Er schob die Erinnerungen beiseite. Coll schaute ihn an und wartete auf seine Antwort. Par rutschte ungeduldig hin und her und dachte darüber nach, welche Art von Antwort angebracht war. Dann sagte er einfach: »Schon gut. Was schlägst du vor, was wir tun sollen?«
»Meine Güte, ich habe keine Ahnung, was wir tun sollen«, antwortete Coll. »Ich weiß nur, daß es viele unbeantwortete Fragen gibt, und ich glaube nicht, daß wir uns für irgend etwas entscheiden sollten, solange wir nicht wenigstens einige Antworten kennen.«
Par nickte gelassen. »Du meinst wohl, nicht vor dem neuen Mond.«
»Bis dahin sind es noch mehr als drei Wochen, wie du wohl weißt.«
Pars Augen verengten sich. »Das ist nicht so viel Zeit, wie du meinst. Wie sollen wir denn in dieser kurzen Zeit alle Fragen beantworten?«
Coll sah ihn mit großen Augen an. »Weißt du, daß du unmöglich bist?« Er drehte sich um und ging vom Ufer zu ihrem Lagerplatz zurück, wo sich immer noch Decken und Kochgeräte befanden, und fing an, sie zum Boot hinunterzutragen. Er würdigte Par keines Blickes.

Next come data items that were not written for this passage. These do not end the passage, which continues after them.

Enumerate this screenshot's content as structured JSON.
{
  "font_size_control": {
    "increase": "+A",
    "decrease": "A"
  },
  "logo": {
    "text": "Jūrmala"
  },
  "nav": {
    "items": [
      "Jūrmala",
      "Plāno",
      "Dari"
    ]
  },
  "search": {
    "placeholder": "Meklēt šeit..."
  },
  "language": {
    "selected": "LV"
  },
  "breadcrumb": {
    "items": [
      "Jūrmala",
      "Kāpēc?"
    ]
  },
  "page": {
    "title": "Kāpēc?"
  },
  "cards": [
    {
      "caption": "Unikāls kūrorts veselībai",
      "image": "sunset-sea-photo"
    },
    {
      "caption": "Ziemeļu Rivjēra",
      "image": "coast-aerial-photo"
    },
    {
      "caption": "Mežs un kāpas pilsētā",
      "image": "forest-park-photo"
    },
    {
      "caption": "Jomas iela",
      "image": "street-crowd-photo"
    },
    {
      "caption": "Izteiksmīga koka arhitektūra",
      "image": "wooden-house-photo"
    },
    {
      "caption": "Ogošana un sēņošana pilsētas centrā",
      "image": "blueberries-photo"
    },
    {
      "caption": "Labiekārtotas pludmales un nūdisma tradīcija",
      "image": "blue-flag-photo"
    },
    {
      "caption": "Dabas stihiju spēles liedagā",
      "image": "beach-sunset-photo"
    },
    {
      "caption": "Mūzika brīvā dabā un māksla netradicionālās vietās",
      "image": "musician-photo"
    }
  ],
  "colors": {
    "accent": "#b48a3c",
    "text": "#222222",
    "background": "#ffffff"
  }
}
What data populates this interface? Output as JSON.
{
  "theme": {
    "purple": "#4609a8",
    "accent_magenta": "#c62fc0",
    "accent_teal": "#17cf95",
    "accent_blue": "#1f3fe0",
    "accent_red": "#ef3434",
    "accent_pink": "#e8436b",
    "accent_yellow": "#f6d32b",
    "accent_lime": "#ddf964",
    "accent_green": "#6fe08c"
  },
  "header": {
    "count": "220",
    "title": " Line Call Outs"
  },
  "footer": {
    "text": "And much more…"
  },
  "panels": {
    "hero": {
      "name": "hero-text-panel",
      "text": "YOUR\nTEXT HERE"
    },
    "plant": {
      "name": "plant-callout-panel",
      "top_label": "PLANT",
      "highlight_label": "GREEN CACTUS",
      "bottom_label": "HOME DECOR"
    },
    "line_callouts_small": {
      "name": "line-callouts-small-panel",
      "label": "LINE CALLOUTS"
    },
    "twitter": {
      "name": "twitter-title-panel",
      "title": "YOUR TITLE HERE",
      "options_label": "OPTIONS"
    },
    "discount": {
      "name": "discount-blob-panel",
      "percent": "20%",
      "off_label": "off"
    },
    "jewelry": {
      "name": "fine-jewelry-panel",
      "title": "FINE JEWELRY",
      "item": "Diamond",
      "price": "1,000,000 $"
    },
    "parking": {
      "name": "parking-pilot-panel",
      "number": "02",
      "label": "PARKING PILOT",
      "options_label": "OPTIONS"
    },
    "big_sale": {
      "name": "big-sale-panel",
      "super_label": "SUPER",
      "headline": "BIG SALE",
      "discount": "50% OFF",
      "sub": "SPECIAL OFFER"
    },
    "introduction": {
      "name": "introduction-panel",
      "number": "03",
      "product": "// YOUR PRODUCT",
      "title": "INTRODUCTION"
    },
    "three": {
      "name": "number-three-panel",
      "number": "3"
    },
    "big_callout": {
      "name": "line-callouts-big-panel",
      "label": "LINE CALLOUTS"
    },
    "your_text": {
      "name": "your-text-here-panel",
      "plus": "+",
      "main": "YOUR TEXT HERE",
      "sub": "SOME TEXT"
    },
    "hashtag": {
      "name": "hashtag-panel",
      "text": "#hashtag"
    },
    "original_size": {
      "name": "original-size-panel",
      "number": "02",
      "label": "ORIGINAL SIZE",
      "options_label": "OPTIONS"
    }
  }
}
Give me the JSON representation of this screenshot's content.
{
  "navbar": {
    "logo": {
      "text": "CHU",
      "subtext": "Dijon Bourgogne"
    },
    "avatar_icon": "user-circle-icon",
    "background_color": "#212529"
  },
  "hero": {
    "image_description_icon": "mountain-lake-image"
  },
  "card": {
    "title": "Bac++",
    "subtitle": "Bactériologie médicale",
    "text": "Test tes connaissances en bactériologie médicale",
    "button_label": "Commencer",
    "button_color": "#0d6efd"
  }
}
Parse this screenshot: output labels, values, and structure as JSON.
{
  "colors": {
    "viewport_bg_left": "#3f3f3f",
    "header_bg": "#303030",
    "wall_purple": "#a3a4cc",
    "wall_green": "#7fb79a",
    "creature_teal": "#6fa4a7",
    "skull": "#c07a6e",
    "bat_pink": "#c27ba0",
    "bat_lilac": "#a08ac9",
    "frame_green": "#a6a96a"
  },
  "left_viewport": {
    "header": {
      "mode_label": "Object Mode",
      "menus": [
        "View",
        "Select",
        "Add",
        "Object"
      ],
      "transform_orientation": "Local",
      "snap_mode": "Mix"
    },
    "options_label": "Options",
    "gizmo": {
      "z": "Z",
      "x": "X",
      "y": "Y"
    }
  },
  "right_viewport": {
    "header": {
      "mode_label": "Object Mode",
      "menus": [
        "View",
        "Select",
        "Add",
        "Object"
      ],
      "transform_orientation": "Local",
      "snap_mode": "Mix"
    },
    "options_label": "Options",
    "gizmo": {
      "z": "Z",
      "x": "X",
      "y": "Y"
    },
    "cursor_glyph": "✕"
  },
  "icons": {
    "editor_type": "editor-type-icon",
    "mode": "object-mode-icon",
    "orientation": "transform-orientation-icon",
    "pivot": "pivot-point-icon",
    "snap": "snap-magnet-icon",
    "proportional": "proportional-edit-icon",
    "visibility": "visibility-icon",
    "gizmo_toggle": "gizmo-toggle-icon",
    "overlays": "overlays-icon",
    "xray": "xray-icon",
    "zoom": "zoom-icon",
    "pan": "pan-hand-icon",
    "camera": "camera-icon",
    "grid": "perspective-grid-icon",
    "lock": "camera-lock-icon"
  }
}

Par stand schweigend da und beobachtete seinen Bruder. Er mußte daran denken, wie Coll ihn während eines Ausflugs aus den Stromschnellen des Rappahalladran gezogen und somit vor dem Ertrinken bewahrt hatte. Er war im Fluß untergegangen, und Coll war gezwungen gewesen, nach ihm zu tauchen. Weil er von Fieberanfällen geschüttelt wurde, hatte ihn Coll anschließend nach Hause getragen. Es schien, als hätte Coll sich schon immer um ihn gekümmert. Plötzlich fragte er sich, warum dem so war, da doch er derjenige war, der über Zauberkräfte verfügte.
Coll hatte das Boot beladen, und Par ging auf ihn zu. »Es tut mir leid«, sagte er.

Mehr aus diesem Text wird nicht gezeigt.